Effect of oxidative stress on BMP4 gene expression and protein secretion in ARPE-19 cells. Real time PCR (A) and ELISA (B) were used to quantify the expression of BMP4 transcripts and secretion of BMP4 protein into cell culture supernatants from stressed and unstressed ARPE-19 cells. BMP4 mRNA expression was about 2.5-fold higher in H₂O₂-stressed cells and about 3-fold higher in tBH-stressed cells than those in nonstressed ARPE-19 cells. BMP4 secretion into the media from oxidant-treated ARPE cells was also increased in a dose-dependent manner. ^*, p < 0.05; ^**, p < 0.01.

FIGURE 7.

Western blot analysis of p21^Cip1/WAF1, p53, and phospho-Rb proteins in BMP4 or oxidant-treated ARPE-19 cells.
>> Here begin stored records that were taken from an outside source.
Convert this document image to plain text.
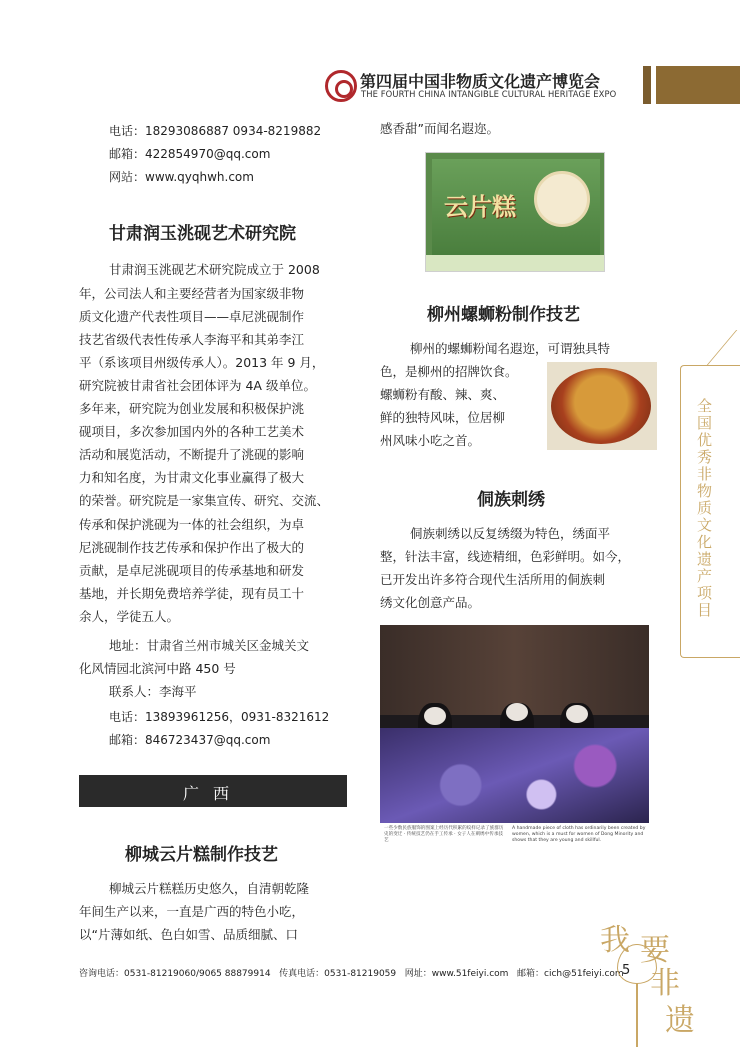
第四届中国非物质文化遗产博览会
THE FOURTH CHINA INTANGIBLE CULTURAL HERITAGE EXPO
全国优秀非物质文化遗产项目
电话：18293086887 0934-8219882
邮箱：422854970@qq.com
网站：www.qyqhwh.com
甘肃润玉洮砚艺术研究院
甘肃润玉洮砚艺术研究院成立于 2008
年，公司法人和主要经营者为国家级非物
质文化遗产代表性项目——卓尼洮砚制作
技艺省级代表性传承人李海平和其弟李江
平（系该项目州级传承人）。2013 年 9 月，
研究院被甘肃省社会团体评为 4A 级单位。
多年来，研究院为创业发展和积极保护洮
砚项目，多次参加国内外的各种工艺美术
活动和展览活动，不断提升了洮砚的影响
力和知名度，为甘肃文化事业赢得了极大
的荣誉。研究院是一家集宣传、研究、交流、
传承和保护洮砚为一体的社会组织，为卓
尼洮砚制作技艺传承和保护作出了极大的
贡献，是卓尼洮砚项目的传承基地和研发
基地，并长期免费培养学徒，现有员工十
余人，学徒五人。
地址：甘肃省兰州市城关区金城关文
化风情园北滨河中路 450 号
联系人：李海平
电话：13893961256，0931-8321612
邮箱：846723437@qq.com
广西
柳城云片糕制作技艺
柳城云片糕糕历史悠久，自清朝乾隆
年间生产以来，一直是广西的特色小吃，
以“片薄如纸、色白如雪、品质细腻、口
感香甜”而闻名遐迩。
云片糕
柳州螺蛳粉制作技艺
柳州的螺蛳粉闻名遐迩，可谓独具特
色，是柳州的招牌饮食。
螺蛳粉有酸、辣、爽、
鲜的独特风味，位居柳
州风味小吃之首。
侗族刺绣
侗族刺绣以反复绣缀为特色，绣面平
整，针法丰富，线迹精细，色彩鲜明。如今，
已开发出许多符合现代生活所用的侗族刺
绣文化创意产品。
一些少数民族服饰的图案上经历代积累的纹样记录了族群历史的变迁 · 传统技艺仍在手工传承 · 女子人在刺绣中传承技艺
A handmade piece of cloth has ordinarily been created by women, which is a must for women of Dong Minority and shows that they are young and skillful.
咨询电话：0531-81219060/9065 88879914 传真电话：0531-81219059 网址：www.51feiyi.com 邮箱：cich@51feiyi.com
5
我 要
非
遗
A, results using H₂O₂-treated cells; B, results using tBH-treated cells; C, results using BMP4-treated cells; D, results using BMP4 overexpressing clone ARPE-BMP4. p21^Cip1/WAF1 and p53 proteins were increased and phospho-Rb (pRb) protein was decreased in BMP4- and oxidant-treated ARPE-19 cells and in BMP4-overexpressing cells. For oxidant-treated cells, corresponding expression levels were measured by Scion software, normalized to GAPDH, and labeled under each corresponding band.

FIGURE 8.

Western blot analysis of phospho-Smad1/5/8 and phospho-p38 proteins in BMP4- or oxidant-treated ARPE-19 cells. ARPE-19 cells were treated with recombinant BMP4 protein for 1 h, and two oxidants, 150 μm H₂O₂ for two stresses and 30 μm tBH for five stresses. Western blots of cell lysates were evaluated using phospho-Smad1/5/8 or phospho-p38 antibodies and total Smad1 or total p38 antibodies for normalization. Phospho-Smad1/5/8 and phospho-p38 proteins were increased in BMP4- and oxidant-treated RPE cells.

FIGURE 9.

Effect of Chordin-like 1 and SB203580 on expression of p21^Cip1/WAF1, p53, phospho-Rb, and Apo J. A, Western blot analysis of the protein levels of p21^Cip1/WAF1, p53, and phospho-Rb (pRb) in oxidant-treated ARPE-19 cells, with or without Chordin-like 1 or SB203580. The higher levels of p21^Cip1/WAF1 and p53 protein induced by oxidants were reduced by Chordin-like 1 or SB203580 treatment. In each experiment, equal loading was demonstrated by immunoblot for GAPDH. B, analysis of the expression of senescence marker gene, Apo J, in oxidant treated ARPE-19 cells with or without inhibitors using real time PCR. The expression of Apo J was about 6-fold higher in tBH-treated cells and about 4-fold higher in H₂O₂-treated cells than the expression in nonstressed control ARPE-19 cells. The increased expression of Apo J in stressed ARPE-19 cells was markedly suppressed when Chordin-like 1 or SB203580 was added into the medium. ^**, p < 0.01.